In his message delivered ahead of COP27, United Nations Secretary-General Antonio Guterres warned that the planet is heading towards irreversible “climate chaos”. Extreme weather events and sea level rise have seriously affected the implementation of sustainable development goals and threatened the survival of many countries and communities.
There has been a 68% increase in heat wave-related deaths over a roughly 20-year period since 2000, according to a study recently published in the British medical journal, The Lancet. The report states that extreme weather events caused damage worth 253 billion USD in 2021.
However, with current climate policies, greenhouse gas emissions are still at record-high levels.
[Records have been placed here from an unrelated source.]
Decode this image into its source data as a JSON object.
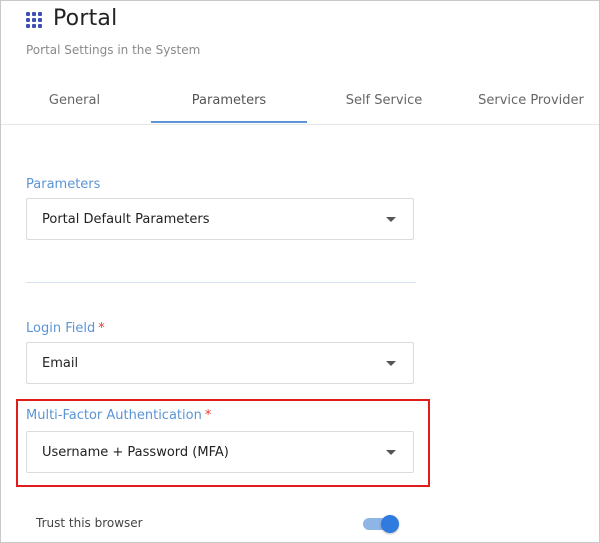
{
  "header": {
    "title": "Portal",
    "subtitle": "Portal Settings in the System",
    "icon": "apps-grid-icon",
    "accent_color": "#3f51b5"
  },
  "tabs": [
    {
      "label": "General",
      "active": false
    },
    {
      "label": "Parameters",
      "active": true
    },
    {
      "label": "Self Service",
      "active": false
    },
    {
      "label": "Service Provider",
      "active": false
    }
  ],
  "form": {
    "parameters": {
      "label": "Parameters",
      "value": "Portal Default Parameters",
      "required": false
    },
    "login_field": {
      "label": "Login Field",
      "required_mark": "*",
      "value": "Email"
    },
    "mfa": {
      "label": "Multi-Factor Authentication",
      "required_mark": "*",
      "value": "Username + Password (MFA)",
      "highlighted": true
    },
    "trust_browser": {
      "label": "Trust this browser",
      "enabled": true
    }
  },
  "colors": {
    "label_blue": "#5b95d6",
    "required_red": "#e53935",
    "highlight_red": "#e21b1b",
    "toggle_on": "#2f7be0"
  }
}
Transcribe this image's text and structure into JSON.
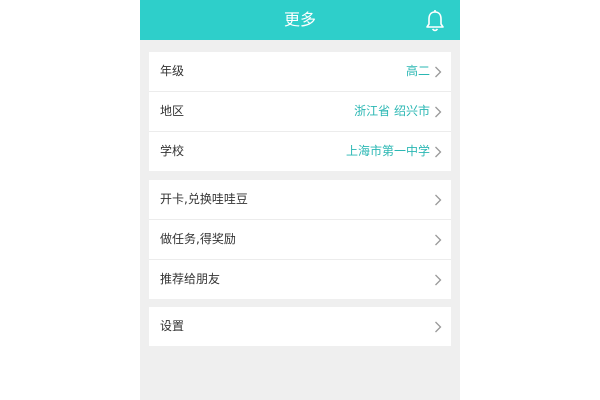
{
  "header": {
    "title": "更多",
    "icon": "bell-icon"
  },
  "colors": {
    "header_bg": "#2ecfca",
    "accent_text": "#2ab7b3",
    "page_bg": "#efefef"
  },
  "profile": {
    "grade": {
      "label": "年级",
      "value": "高二"
    },
    "region": {
      "label": "地区",
      "value": "浙江省 绍兴市"
    },
    "school": {
      "label": "学校",
      "value": "上海市第一中学"
    }
  },
  "actions": {
    "open_card": {
      "label": "开卡,兑换哇哇豆"
    },
    "tasks": {
      "label": "做任务,得奖励"
    },
    "recommend": {
      "label": "推荐给朋友"
    }
  },
  "misc": {
    "settings": {
      "label": "设置"
    }
  }
}
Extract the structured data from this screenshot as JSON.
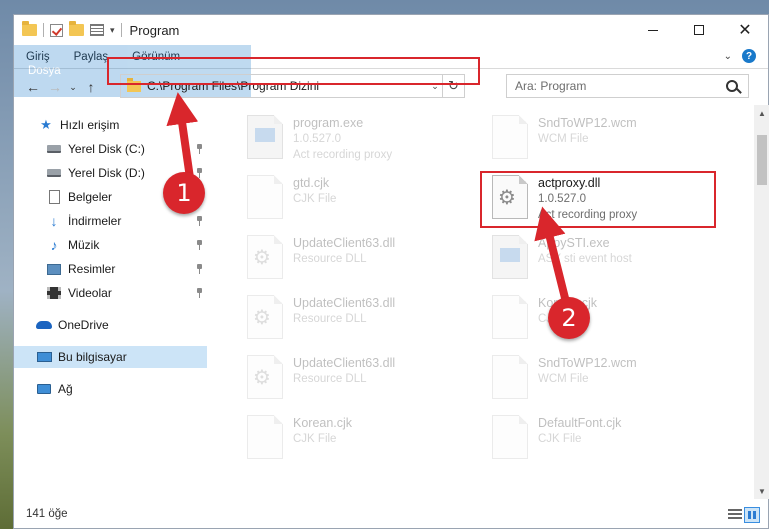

According to a recent United Nations report, without drastic reductions in greenhouse gas emissions, global temperatures will increase between 2.1 and 2.9C above the pre-industrial level by the end of the century. This is much higher than the 1.5C target set out in the 2015 Paris Agreement.
Scientists have warned that with each increase in temperature of 1C, tens of millions of people around the world will have to suffer prolonged heat waves, severe flooding, and food and water scarcity, while millions of wild animals and plants could disappear.
Given the unprecedented challenges of climate change, the UN Secretary-General called on countries to take faster, bolder climate action now and in this crucial decade “when the global climate fight will be won or lost.”
The dried inland Lake Chilwa in Malawi, on October 19, 2018. (Photo: AFP/VNA)
One of the important goals of the Conference is to mobilise financial resources to help vulnerable countries respond to climate change. Affirming that the financial responsibility of developing countries is undeniable, he stressed that wealthier countries must present a credible roadmap with clear milestones on how this will be delivered -- preferably as grants, not loans.
The contribution of finance to combating climate change has been mentioned many times during UN climate conferences. At COP15, rich nations promised to channel 100 billion USD a year to less wealthy nations by 2020, to help them adapt to climate change and transition to a low-carbon economy.
However, although the damage caused by extreme weather events has become more and more serious, the above goal has not been realised so far. According to the United Nations Environment Programme (UNEP), the current finance flows to developing countries are 5-10 times below estimated needs.
Facts have shown that although Africa only accounts for about 3% of global greenhouse gas emissions, it has suffered disproportionately from the results due to resource scarcity. Africa is losing between 5 and 15% of its GDP per capita growth, due to climate change and its related effects according to the African Development Bank (AfDB).
World Bank Group President David Malpass, has emphasised that fighting climate change requires significant financial resources from the international community. Accordingly, investing an average of 1.4% of GDP annually could reduce emissions in developing countries by as much as 70% by 2050.
However, the investment needs are markedly higher in lower-income countries which are more vulnerable to climate risk, often exceeding 5% of GDP. Therefore, the contribution of rich countries is an important key to the fight against climate change.
COP27 takes place in the context when the world is facing a series of complicated challenges, such as the conflict in Ukraine and the energy crisis, which have shaken the global economy. Egyptian Foreign Minister Sameh Shoukry emphasised that the above unfavourable developments may affect the unification of financial goals at the conference; however, there can be no room for delay in the fulfilment of climate pledges.